SinoTrack GPS Devices Expose Vehicles to Remote Hijacking Through Default Credentials

11.06.2025

Two critical security flaws have been identified in SinoTrack GPS devices, potentially allowing attackers to remotely control certain vehicle functions and monitor vehicle locations. These vulnerabilities impact the SinoTrack IoT PC Platform across all versions and could be exploited via the platform’s web management interface without requiring proper authorization.

According to a recent advisory by the U.S. Cybersecurity and Infrastructure Security Agency (CISA), one vulnerability (CVE-2025-5484, CVSS score 8.3) arises from the use of a default password combined with a username that is simply an identifier printed on the device. The second flaw (CVE-2025-5485, CVSS score 8.6) further weakens security by relying on numerical identifiers no longer than 10 digits for authentication.

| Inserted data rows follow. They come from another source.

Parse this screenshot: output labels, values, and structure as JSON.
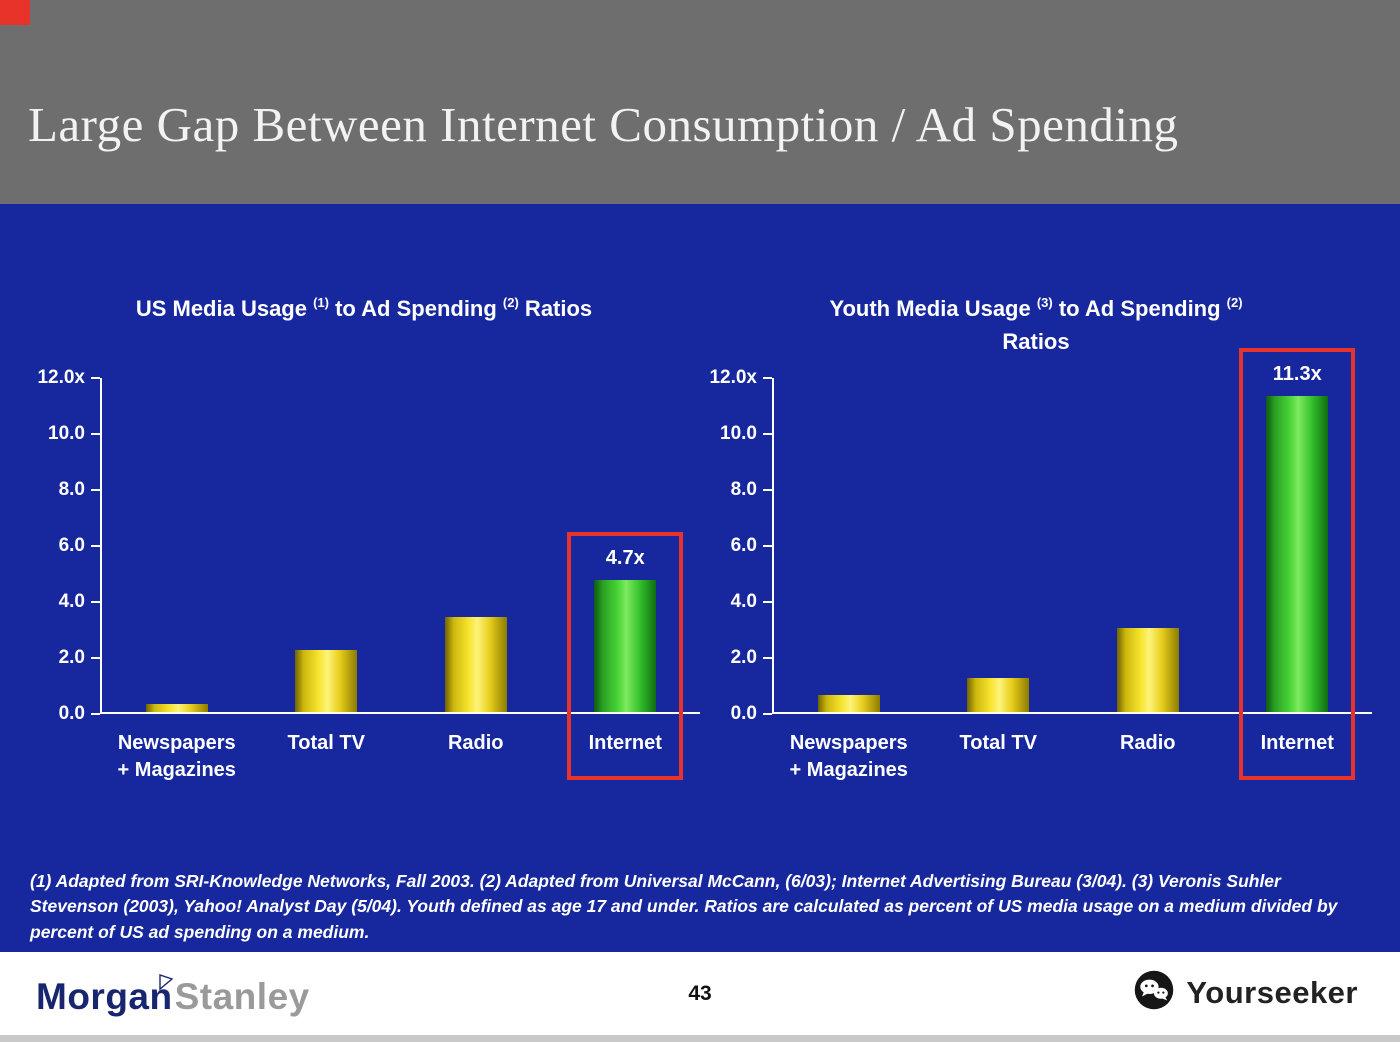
{
  "slide": {
    "title": "Large Gap Between Internet Consumption / Ad Spending",
    "footnote": "(1) Adapted from SRI-Knowledge Networks, Fall 2003.  (2) Adapted from Universal McCann, (6/03); Internet Advertising Bureau (3/04). (3) Veronis Suhler Stevenson (2003), Yahoo! Analyst Day (5/04).  Youth defined as age 17 and under.  Ratios are calculated as percent of US media usage on a medium divided by percent of US ad spending on a medium.",
    "page_number": "43"
  },
  "footer": {
    "logo_morgan": "Morgan",
    "logo_stanley": "Stanley",
    "brand": "Yourseeker"
  },
  "icons": {
    "brand_icon": "wechat-icon",
    "logo_icon": "morgan-stanley-flag-icon"
  },
  "colors": {
    "title_band_gray": "#6e6e6e",
    "slide_blue": "#17289e",
    "bar_yellow": "#f7e42e",
    "bar_green": "#47d437",
    "highlight_red": "#e8332a",
    "text_white": "#ffffff"
  },
  "chart_data": [
    {
      "type": "bar",
      "title": "US Media Usage (1) to Ad Spending (2) Ratios",
      "title_parts": [
        {
          "t": "US Media Usage "
        },
        {
          "t": "(1)",
          "sup": true
        },
        {
          "t": " to Ad Spending "
        },
        {
          "t": "(2)",
          "sup": true
        },
        {
          "t": " Ratios"
        }
      ],
      "categories": [
        "Newspapers\n+ Magazines",
        "Total TV",
        "Radio",
        "Internet"
      ],
      "values": [
        0.3,
        2.2,
        3.4,
        4.7
      ],
      "bar_colors": [
        "yellow",
        "yellow",
        "yellow",
        "green"
      ],
      "ylim": [
        0,
        12
      ],
      "yticks": [
        "12.0x",
        "10.0",
        "8.0",
        "6.0",
        "4.0",
        "2.0",
        "0.0"
      ],
      "grid": false,
      "legend": false,
      "highlight": {
        "index": 3,
        "category": "Internet",
        "label": "4.7x"
      }
    },
    {
      "type": "bar",
      "title": "Youth Media Usage (3) to Ad Spending (2) Ratios",
      "title_parts": [
        {
          "t": "Youth Media Usage "
        },
        {
          "t": "(3)",
          "sup": true
        },
        {
          "t": " to Ad Spending "
        },
        {
          "t": "(2)",
          "sup": true
        },
        {
          "br": true
        },
        {
          "t": "Ratios"
        }
      ],
      "categories": [
        "Newspapers\n+ Magazines",
        "Total TV",
        "Radio",
        "Internet"
      ],
      "values": [
        0.6,
        1.2,
        3.0,
        11.3
      ],
      "bar_colors": [
        "yellow",
        "yellow",
        "yellow",
        "green"
      ],
      "ylim": [
        0,
        12
      ],
      "yticks": [
        "12.0x",
        "10.0",
        "8.0",
        "6.0",
        "4.0",
        "2.0",
        "0.0"
      ],
      "grid": false,
      "legend": false,
      "highlight": {
        "index": 3,
        "category": "Internet",
        "label": "11.3x"
      }
    }
  ]
}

These identifiers can be easily obtained through physical access or by examining images of the devices posted on online marketplaces such as eBay. Attackers could then use these identifiers to systematically generate new targets, either by slight modifications to known IDs or by testing random numerical combinations.

Security researcher Raúl Ignacio Cruz Jiménez, who reported the issues, warned that the vulnerabilities enable remote command execution, giving attackers the ability to interfere with vehicle systems—such as disabling fuel pumps where applicable—and to harvest personal and vehicle-related data. He described the devices as fundamentally insecure due to their weak authentication mechanisms.

As of now, no official patches have been released to fix the issues. CISA recommends that users immediately change the default passwords and ensure device identifiers are not publicly visible. If device stickers can be seen in online images, users should remove or replace those pictures to reduce the risk of exploitation.